INMED (CSE: IN) (OTC: IMLFF) RAISES $5.75 MILLION THROUGH UNDERWRITTEN FINANCING

INMED (CSE: IN) (OTC: IMLFF) RAISES $5.75 MILLION THROUGH UNDERWRITTEN FINANCING
INMED (CSE: IN) (OTC: IMLFF) RAISES $5.75 MILLION THROUGH UNDERWRITTEN FINANCING

INMED raises $5.75M with the full over allotment.

InMed Pharmaceuticals, Inc. (“InMed” or the “Company”) (CSE: IN; OTCQB: IMLFF), a biopharmaceutical company specializing in the research and development of novel, cannabinoid-based drug therapies, is pleased to announce the closing today of its previously announced public offering (the “Offering “). Pursuant to the Offering, the Company issued 12,788,000 units (the ” Units”) at a price of $0.45 per Unit, for aggregate gross proceeds to InMed of $5,754,600.


The Offering was completed with a syndicate of underwriters led by Canaccord Genuity Corp. and including Eight Capital along with Roth Capital Partners, LLC serving as placement agent for sales of Units in the United States (collectively, the “Underwriters”). The 12,788,000 Units issued include 1,668,000 Units issued and sold pursuant to the over-allotment option granted by the Company to the Underwriters, which was exercised in full.

Each Unit is comprised of one common share of the Company and one-half of one common share purchase warrant (each whole common share purchase warrant, a “Warrant”). Each Warrant has an exercise price of $0.65 per common share and is exercisable for a period of 24 months following the closing date for the Offering.

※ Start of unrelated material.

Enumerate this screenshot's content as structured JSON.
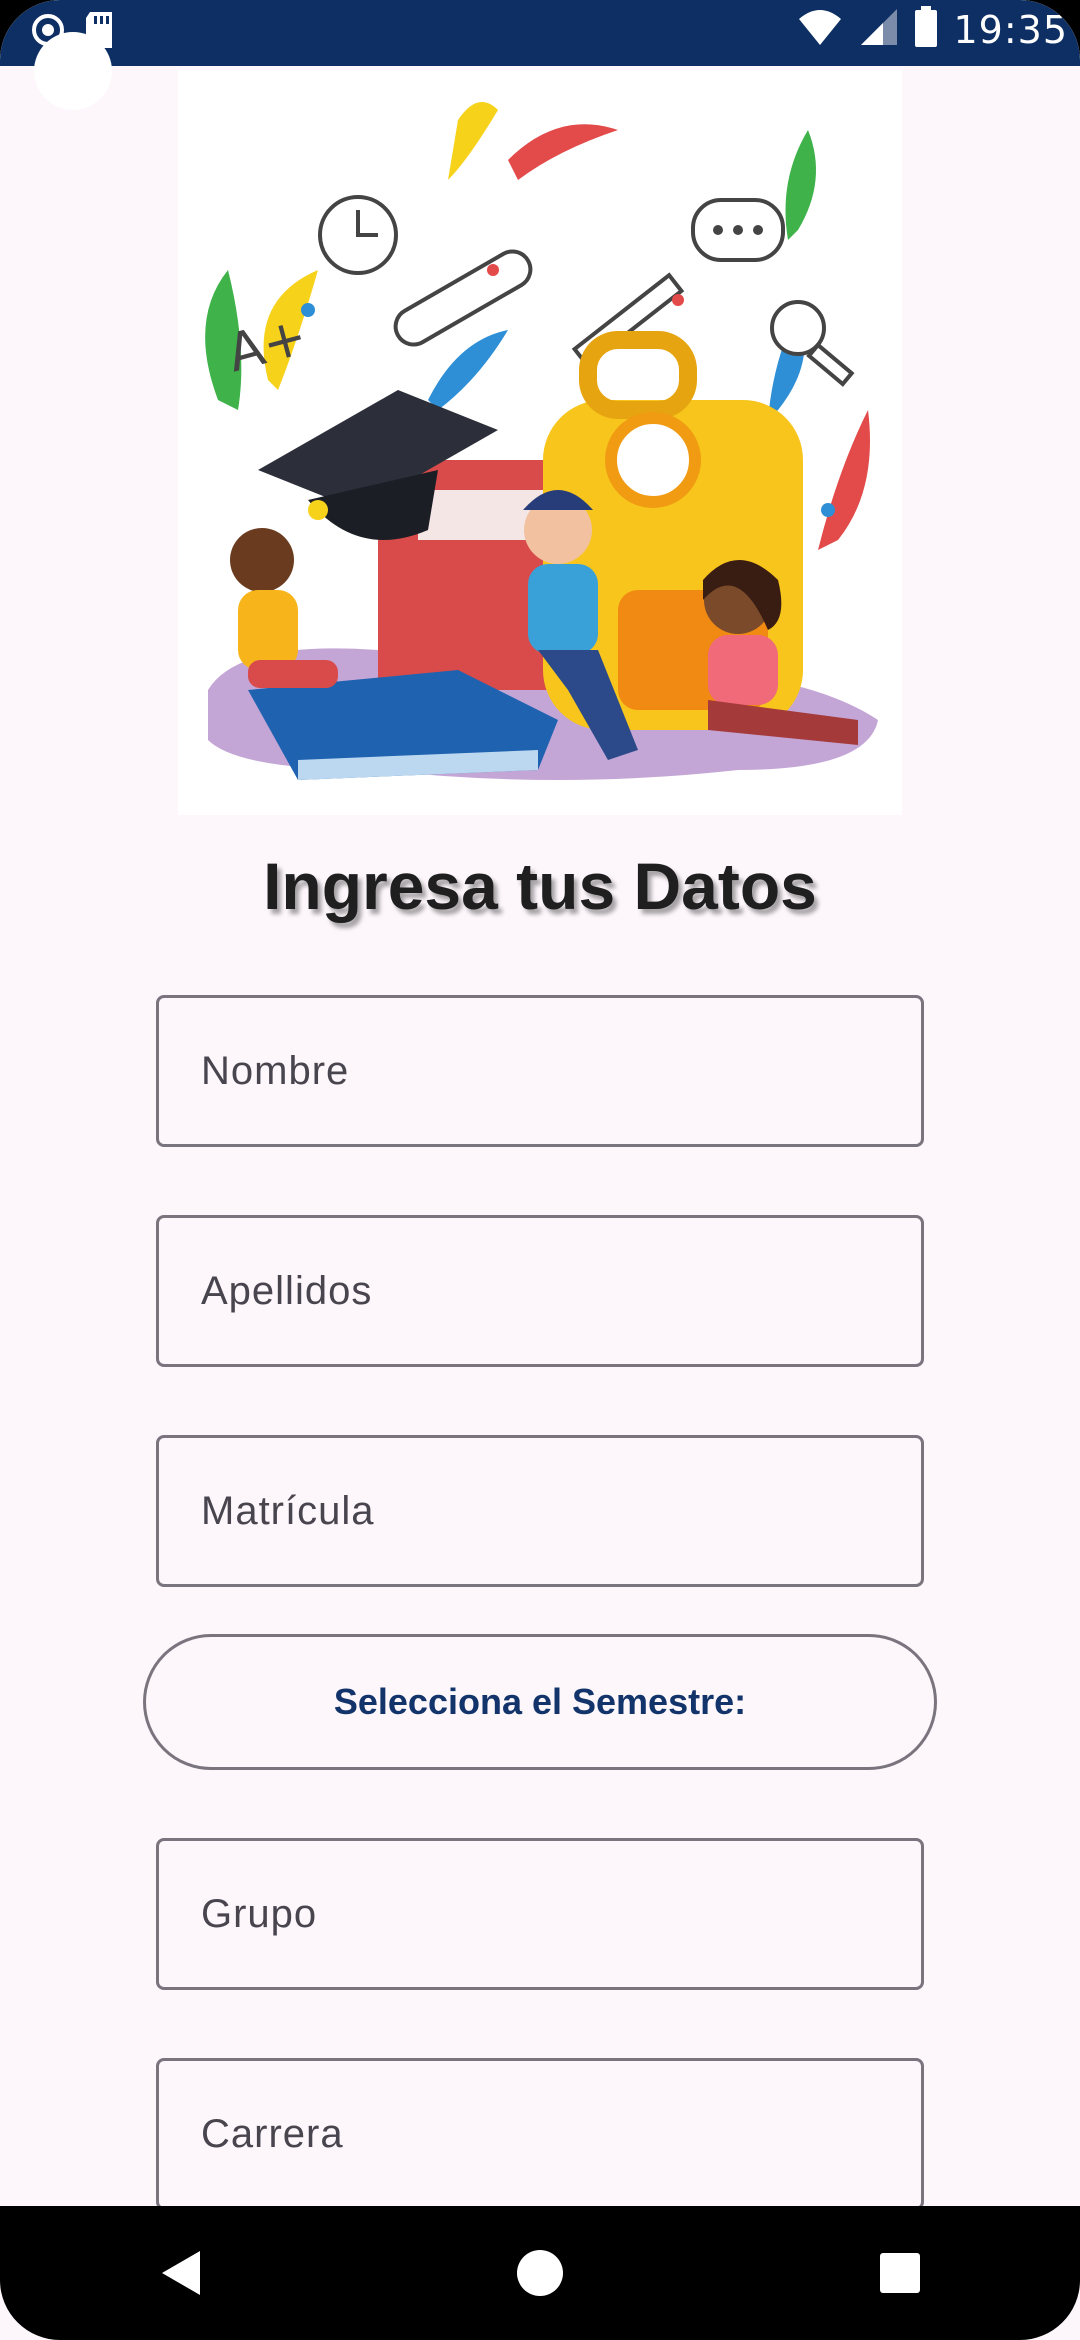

The Warrants are only exercisable on a net cashless basis based on the five-day volume-weighted average trading price of the common shares of the Company on the Canadian Securities Exchange ending on the date immediately preceding the date of exercise.

In addition, InMed issued to the Underwriters a total of 535,620 non-transferable broker warrants (the “Broker Warrants”) in connection with the closing of the Offering. Each Broker Warrant entitles the holder to acquire a common share of the Company at an exercise price of $0.45 per common share for a period of 12 months following the closing date for the Offering.

InMed intends to use the net proceeds from the Offering for the following purposes: to support the continued research and development of INM-750 for the treatment of Epidermolysis Bullosa; to further develop the Company’s other research and development programs including its biosynthesis assets; for general and administrative expenses of the Company; and to fund working capital.